4. Industry: Locate an attractive industry

5. Strategy Formulation and Implementation: Select a strategy that is aligned with the firm’s resources and
capabilities relative to opportunities in the environment

6. Earn above average returns

Resources: Inputs into a firm’s production process, such as capital equipment, the skills of employees, etc.

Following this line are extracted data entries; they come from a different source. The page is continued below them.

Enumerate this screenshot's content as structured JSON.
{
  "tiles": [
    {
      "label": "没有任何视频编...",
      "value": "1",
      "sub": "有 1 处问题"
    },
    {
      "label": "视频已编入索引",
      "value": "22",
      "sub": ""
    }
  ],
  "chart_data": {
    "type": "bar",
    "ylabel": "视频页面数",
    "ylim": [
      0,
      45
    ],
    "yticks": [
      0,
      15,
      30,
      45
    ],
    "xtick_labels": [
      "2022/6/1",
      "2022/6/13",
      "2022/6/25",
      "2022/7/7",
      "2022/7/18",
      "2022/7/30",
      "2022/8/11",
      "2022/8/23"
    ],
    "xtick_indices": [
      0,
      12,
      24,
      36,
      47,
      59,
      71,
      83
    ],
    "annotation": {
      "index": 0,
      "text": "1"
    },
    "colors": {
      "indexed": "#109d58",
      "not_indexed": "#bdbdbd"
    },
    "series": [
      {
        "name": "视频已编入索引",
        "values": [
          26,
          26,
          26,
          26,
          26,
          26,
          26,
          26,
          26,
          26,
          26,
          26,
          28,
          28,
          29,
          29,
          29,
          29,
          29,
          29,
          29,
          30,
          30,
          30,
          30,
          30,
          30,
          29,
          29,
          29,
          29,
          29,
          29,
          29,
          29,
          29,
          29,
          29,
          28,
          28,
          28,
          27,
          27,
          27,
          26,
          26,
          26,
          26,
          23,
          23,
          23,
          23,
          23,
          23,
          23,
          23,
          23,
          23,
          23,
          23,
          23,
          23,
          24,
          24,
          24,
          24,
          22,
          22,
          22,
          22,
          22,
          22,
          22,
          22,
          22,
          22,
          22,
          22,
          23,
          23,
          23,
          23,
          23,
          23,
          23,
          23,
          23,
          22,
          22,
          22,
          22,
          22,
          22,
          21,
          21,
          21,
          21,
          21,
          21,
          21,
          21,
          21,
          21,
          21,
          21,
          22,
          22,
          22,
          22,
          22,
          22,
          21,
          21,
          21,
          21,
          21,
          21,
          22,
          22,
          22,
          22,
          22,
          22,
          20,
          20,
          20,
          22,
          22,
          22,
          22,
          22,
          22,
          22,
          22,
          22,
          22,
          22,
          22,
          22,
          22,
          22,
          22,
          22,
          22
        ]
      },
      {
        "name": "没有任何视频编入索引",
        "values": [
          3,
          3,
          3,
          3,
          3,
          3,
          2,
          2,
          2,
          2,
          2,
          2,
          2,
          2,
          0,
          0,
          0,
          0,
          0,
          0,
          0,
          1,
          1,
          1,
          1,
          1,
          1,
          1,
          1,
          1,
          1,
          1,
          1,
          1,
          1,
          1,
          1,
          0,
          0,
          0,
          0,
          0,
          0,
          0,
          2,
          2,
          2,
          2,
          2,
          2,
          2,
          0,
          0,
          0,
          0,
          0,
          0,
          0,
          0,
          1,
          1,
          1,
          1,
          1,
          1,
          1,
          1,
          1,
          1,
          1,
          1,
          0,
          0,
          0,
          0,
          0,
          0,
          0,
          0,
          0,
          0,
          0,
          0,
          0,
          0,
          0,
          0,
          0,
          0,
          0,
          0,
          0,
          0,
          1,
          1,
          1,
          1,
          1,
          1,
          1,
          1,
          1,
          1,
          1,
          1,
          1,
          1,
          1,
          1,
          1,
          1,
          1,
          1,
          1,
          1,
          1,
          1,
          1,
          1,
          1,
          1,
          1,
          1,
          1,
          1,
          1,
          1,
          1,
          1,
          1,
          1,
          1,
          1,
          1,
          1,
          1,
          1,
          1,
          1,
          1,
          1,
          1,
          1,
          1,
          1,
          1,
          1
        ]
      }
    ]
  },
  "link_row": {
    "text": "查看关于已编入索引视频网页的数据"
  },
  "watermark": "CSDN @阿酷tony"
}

- Not all resources can create a competitive advantage, they must be:
- Valuable: Allow a firm to take advantage of opportunities or neutralize threats in the
environment
- Rare: Possessed by few, if any, competitors
- Costly to Imitate: Other firms cannot obtain them or can do so only at a cost disadvantage
- Non-Substitutable: No structural equivalents

Capability: The capacity for a set of resources to perform a task or an activity in an integrative manner

Core Competencies: Capabilities that serve as a source of a competitive advantage for a firm over it’s rivals

- The RB model assumes that an organization is a collection of resources and capabilities and the
uniqueness of that is the basis of strategy and AAR
- Resources must be turned into capabilities which create core competencies
Vision and Mission

Vision: A picture of what the firm wants to be and, in broad terms, what it wants to ultimately achieve

- A vision should
- challenge its people
- reflect the firm’s values and aspirations
- be developed by all stakeholders to be effective
- recognize the firm's internal and external competitive environments
- be supported by upper management decisions and actions

Mission: Specifies the business in which the firm intends to compete and the customers it intends to serve

- A mission should:
- have a more concrete and near-term focus on current product markets and customers than
the firm’s vision
- should be inspiring and relevant to all stakeholders

- Internal and external analyses allow for the creation of a vision and mission
- Together, the vision and mission provide the foundation that a firm needs to choose and implement
strategies

Stakeholders

Stakeholders: Persons or groups that affect or are affected by an organization’s decisions, policies, and
operations

Market (Primary) Stakeholders: Those that engage in economic transactions with the firm as it carries out its
primary purpose of providing goods and services

Nonmarket (Secondary) Stakeholders: Those who—although do not engage in direct economic exchange with
the firm—are affected by or can affect its actions

- Many firms focus on three main groups of stakeholders, in the following order of priority
- Capital Market Stakeholders: Shareholders and suppliers of capital
- Product Market Stakeholders: Primary customers, suppliers, unions, etc.